This story has been updated to include a comment from Fitbit.
A new study finds that Fitbit’s PurePulse heart monitors can produce “highly inaccurate” results, adding fodder to an ongoing class action against the health care wearables maker.
The study was conducted by researchers at California State Polytechnic University, Pomona on behalf of Lieff Cabraser Heimann & Bernstein, the law firm leading the charge against Fitbit (FIT) in a suit that claims Fitbit misled users. It involved 43 healthy adult participants doing various exercises such as jogging, stair climbing, and jumping rope while wearing Fitbit’s Surge watches and Charge HR bands. Participants’ Fitbit device-reported heart rates were then compared against an electrocardiogram (ECG).
Click here to subscribe to our new Brainstorm Health Daily Newsletter.
According to the researchers, the Fitbit device’s results could be off by as much as 20 beats per minute during moderate-to-intense physical activity.
But Fitbit pushed back against the report in a statement emailed to Fortune, calling the study’s methodology “flawed” and “nothing more than an attempt to extract a payout from Fitbit.” The company also questioned researchers’ decision to use a BioHarness device to produce the ECG.

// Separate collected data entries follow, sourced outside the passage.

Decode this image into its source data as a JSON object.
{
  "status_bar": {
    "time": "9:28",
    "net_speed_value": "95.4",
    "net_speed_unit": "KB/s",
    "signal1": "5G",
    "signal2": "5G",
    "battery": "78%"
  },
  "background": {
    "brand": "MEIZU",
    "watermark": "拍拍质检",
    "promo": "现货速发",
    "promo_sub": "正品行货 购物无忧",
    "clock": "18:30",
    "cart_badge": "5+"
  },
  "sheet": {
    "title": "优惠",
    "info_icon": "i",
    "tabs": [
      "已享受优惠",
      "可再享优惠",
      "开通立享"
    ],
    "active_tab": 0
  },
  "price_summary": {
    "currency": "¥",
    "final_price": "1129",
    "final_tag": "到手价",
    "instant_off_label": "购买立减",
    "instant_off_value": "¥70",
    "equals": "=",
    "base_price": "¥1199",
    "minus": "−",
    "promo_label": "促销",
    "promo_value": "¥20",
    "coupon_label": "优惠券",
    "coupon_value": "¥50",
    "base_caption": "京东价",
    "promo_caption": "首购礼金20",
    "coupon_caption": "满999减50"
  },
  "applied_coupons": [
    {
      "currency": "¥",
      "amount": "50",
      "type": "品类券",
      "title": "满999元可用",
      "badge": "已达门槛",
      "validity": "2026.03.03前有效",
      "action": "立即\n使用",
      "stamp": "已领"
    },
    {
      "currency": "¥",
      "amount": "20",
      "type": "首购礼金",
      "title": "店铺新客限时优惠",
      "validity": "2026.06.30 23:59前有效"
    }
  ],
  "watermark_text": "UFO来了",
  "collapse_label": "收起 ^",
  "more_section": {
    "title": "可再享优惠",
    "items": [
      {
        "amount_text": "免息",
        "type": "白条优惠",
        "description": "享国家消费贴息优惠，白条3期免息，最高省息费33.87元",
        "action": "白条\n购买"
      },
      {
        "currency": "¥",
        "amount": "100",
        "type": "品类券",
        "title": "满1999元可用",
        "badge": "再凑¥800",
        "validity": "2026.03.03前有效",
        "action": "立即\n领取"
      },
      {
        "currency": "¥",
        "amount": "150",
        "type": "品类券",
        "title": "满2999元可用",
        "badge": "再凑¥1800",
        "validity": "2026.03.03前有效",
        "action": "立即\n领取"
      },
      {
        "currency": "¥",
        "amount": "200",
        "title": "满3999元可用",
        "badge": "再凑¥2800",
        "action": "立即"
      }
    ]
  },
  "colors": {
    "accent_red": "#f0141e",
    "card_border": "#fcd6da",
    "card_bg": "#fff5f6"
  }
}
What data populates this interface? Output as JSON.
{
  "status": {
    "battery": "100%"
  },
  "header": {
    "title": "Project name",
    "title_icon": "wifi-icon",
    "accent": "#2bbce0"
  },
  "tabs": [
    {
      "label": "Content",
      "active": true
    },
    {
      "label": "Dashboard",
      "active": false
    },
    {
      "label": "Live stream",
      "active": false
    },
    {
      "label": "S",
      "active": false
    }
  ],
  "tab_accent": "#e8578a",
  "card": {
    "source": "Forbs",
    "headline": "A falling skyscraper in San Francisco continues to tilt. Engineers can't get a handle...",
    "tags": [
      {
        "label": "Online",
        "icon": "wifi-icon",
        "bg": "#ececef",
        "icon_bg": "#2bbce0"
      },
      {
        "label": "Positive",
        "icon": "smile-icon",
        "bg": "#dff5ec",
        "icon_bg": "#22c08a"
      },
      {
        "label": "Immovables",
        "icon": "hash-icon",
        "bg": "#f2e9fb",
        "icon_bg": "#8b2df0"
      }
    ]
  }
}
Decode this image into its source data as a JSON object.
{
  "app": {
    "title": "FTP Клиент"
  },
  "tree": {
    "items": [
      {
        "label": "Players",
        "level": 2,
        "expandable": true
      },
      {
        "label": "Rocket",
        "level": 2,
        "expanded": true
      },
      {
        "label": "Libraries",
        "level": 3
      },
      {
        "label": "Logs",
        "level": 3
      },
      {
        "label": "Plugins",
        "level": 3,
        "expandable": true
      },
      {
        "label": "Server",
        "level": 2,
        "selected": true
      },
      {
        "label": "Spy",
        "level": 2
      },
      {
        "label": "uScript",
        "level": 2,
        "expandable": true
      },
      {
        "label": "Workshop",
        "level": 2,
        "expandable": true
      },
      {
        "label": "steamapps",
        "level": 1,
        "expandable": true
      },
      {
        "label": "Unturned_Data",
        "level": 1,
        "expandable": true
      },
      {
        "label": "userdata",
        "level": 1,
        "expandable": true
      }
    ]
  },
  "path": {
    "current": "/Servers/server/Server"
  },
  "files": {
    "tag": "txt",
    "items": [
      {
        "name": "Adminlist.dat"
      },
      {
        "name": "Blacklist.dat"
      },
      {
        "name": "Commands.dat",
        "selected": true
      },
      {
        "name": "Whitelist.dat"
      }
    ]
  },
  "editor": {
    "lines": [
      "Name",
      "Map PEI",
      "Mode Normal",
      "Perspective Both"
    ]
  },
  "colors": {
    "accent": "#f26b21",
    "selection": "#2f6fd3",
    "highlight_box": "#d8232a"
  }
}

“[The study] was paid for by plaintiffs’ lawyers who are suing Fitbit, and was conducted with a consumer-grade electrocardiogram—not a true clinical device, as implied by the plaintiffs’ lawyers. Furthermore, there is no evidence the device used in the purported ‘study’ was tested for accuracy,” Fitbit wrote. The company went on to note that Consumer Reports independently tested the Charge HR’s and Surge’s heart rate tracking earlier this year and gave the products “excellent” ratings.
However, as CNBC notes, several other studies have also highlighted Fitbit’s heart rate monitors’ potential inaccuracies. Fitbit has insisted that its devices are for personal consumer health and fitness use and aren’t intended to be medical devices.
Lieff Cabraser hit back at Fitbit’s dismissal of the study. Responding to a Fortune request for comment, an attorney from the firm noted that the study’s authors explained that using a medical grade ECG with a dozen leads would be “highly impractical and unfeasible” given the wide range of exercises used in the experiment, and that the BioHarness device used instead had been previously calibrated.